Ms Rae says she doesn’t feel any additional burden given she is running a near 300-year-old business.

“I don’t feel like an owner, I feel like a custodian,” she says. “Everything makes sense to me. I know the direction we want to go in, what needs to happen. I want to take it to the next generation. I know that our customers are elderly but we are bringing in the next generation; the sons, the grandfathers. It’s been a tradition for them and we love them to come in.”

The shop itself has undergone significant, yet subtle changes since the new owners took over. Veneer shelving has been replaced with mahogany, old cabinets have been repurposed. Ms Rae tells the story of an elderly man who came in after the refurbishment and asked if they were going to do the shop up, which gave her a sense of satisfaction that her goal for the feel of the shop had been attained.

This look and feel is befitting the traditional methods employed by the business in its manufacturing – all bespoke items are made on site, and everything else is made by partners in the UK.

Maintaining traditional methods of tailoring is an issue close to Ms Rae. To that end, the company is working with local colleges to create an SVQ in tailoring.

“People come out of college as designers but not on the technical side,” she says. “There is not a tailoring qualification.”
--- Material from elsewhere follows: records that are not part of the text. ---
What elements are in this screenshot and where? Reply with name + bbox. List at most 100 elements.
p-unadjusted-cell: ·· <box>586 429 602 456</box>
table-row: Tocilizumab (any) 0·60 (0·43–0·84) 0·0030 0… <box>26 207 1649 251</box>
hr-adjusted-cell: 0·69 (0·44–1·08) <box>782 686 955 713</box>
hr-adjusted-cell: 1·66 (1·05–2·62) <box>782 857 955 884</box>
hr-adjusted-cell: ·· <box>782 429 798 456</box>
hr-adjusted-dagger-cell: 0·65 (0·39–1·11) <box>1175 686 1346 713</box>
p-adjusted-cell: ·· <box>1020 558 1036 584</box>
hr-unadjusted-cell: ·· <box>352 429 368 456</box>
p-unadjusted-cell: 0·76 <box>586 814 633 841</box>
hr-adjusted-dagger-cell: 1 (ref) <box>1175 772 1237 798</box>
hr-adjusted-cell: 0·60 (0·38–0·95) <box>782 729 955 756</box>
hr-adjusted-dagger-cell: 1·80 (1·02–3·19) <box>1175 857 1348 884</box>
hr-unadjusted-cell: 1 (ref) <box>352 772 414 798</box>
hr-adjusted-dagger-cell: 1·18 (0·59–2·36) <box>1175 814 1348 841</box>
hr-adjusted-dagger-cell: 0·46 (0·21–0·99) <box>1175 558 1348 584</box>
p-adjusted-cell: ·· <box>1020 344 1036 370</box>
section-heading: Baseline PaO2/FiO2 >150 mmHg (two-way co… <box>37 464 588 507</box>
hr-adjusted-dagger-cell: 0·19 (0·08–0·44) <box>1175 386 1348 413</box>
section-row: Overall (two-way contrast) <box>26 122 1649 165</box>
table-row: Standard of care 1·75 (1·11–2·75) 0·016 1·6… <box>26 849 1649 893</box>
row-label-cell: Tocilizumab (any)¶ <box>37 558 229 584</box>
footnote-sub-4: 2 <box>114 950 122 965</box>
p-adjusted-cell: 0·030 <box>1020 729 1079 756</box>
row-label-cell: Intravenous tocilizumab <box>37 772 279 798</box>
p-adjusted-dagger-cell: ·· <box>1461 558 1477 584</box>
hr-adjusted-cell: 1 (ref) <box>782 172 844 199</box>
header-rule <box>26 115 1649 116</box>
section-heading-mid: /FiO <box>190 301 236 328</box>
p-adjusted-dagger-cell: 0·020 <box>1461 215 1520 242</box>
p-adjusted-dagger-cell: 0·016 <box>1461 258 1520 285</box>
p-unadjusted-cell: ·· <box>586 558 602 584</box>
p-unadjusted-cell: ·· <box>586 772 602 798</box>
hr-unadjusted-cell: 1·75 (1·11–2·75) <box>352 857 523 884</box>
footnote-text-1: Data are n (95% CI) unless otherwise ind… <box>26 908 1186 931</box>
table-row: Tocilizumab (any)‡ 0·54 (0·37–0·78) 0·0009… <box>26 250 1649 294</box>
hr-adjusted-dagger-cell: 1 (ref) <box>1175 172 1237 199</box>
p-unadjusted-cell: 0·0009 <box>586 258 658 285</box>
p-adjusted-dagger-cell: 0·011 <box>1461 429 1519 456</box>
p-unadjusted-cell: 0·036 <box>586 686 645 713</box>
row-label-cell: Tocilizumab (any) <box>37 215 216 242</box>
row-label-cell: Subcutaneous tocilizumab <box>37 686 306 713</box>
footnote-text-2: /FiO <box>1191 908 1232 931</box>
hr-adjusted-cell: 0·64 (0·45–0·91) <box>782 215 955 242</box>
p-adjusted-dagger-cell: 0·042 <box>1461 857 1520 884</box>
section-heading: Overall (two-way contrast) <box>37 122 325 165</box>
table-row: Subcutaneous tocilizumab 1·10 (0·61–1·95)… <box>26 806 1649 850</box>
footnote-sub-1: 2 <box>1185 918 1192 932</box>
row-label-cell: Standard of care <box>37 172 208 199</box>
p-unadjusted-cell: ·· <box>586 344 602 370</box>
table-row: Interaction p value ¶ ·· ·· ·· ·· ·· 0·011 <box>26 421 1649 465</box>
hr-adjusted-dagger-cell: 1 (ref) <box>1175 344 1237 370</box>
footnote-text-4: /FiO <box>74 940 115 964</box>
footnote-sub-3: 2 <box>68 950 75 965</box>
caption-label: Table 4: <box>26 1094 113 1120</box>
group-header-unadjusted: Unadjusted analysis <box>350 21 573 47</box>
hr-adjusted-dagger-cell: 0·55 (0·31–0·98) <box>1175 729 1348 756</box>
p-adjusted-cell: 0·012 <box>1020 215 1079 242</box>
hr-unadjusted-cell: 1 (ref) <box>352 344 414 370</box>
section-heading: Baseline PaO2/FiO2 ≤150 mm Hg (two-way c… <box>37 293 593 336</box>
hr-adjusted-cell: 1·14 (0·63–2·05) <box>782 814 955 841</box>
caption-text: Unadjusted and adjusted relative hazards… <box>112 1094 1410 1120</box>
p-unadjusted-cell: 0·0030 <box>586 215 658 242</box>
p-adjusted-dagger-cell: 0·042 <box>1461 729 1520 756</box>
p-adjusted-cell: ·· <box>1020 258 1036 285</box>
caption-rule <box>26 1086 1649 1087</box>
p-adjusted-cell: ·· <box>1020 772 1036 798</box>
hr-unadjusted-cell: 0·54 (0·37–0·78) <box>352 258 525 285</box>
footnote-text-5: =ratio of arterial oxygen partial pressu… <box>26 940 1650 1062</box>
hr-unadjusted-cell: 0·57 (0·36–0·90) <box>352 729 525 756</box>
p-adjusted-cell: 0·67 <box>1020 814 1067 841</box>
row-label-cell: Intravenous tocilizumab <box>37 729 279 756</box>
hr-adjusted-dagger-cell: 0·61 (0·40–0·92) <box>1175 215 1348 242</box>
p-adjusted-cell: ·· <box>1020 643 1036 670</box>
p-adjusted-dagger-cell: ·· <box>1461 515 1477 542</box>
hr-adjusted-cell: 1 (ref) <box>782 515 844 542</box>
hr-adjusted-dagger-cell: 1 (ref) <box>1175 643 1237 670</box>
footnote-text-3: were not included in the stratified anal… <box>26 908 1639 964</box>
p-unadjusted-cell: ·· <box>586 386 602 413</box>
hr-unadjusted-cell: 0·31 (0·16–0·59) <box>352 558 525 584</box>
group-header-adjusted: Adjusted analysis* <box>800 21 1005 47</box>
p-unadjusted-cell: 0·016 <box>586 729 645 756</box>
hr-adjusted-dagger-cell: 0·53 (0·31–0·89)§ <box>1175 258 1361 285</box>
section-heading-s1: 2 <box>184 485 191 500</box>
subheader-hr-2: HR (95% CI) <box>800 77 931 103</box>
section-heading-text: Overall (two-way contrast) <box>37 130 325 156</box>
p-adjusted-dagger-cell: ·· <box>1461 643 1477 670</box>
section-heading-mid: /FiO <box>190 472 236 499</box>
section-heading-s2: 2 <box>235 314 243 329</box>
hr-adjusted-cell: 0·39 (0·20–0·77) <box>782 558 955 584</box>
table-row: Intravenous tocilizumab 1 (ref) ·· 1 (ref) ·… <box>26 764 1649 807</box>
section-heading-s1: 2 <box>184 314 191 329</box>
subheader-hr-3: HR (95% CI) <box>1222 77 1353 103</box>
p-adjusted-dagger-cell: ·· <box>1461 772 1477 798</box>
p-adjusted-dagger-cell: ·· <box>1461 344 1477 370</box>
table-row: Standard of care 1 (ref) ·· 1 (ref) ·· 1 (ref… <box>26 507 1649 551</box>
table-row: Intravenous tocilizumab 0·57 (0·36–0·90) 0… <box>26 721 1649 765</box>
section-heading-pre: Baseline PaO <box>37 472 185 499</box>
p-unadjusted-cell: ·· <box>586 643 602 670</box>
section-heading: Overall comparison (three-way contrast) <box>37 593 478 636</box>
Last year the company worked with students to create outfits to represent some of Scotland’s greatest cultural icons of the past 700 years for a Visit Scotland event to celebrate the strength and depth of the country’s creative and textile sector.

And Ms Rae is keen to do more to keep traditions alive. “I’d love to set up a tailoring school in the future. We’re losing so much craft and skills and it would be great to get young people back into it.”

With a custodian as passionate as Ms Rae in place, it would seem Stewart Christie is set to thrive into a fourth century.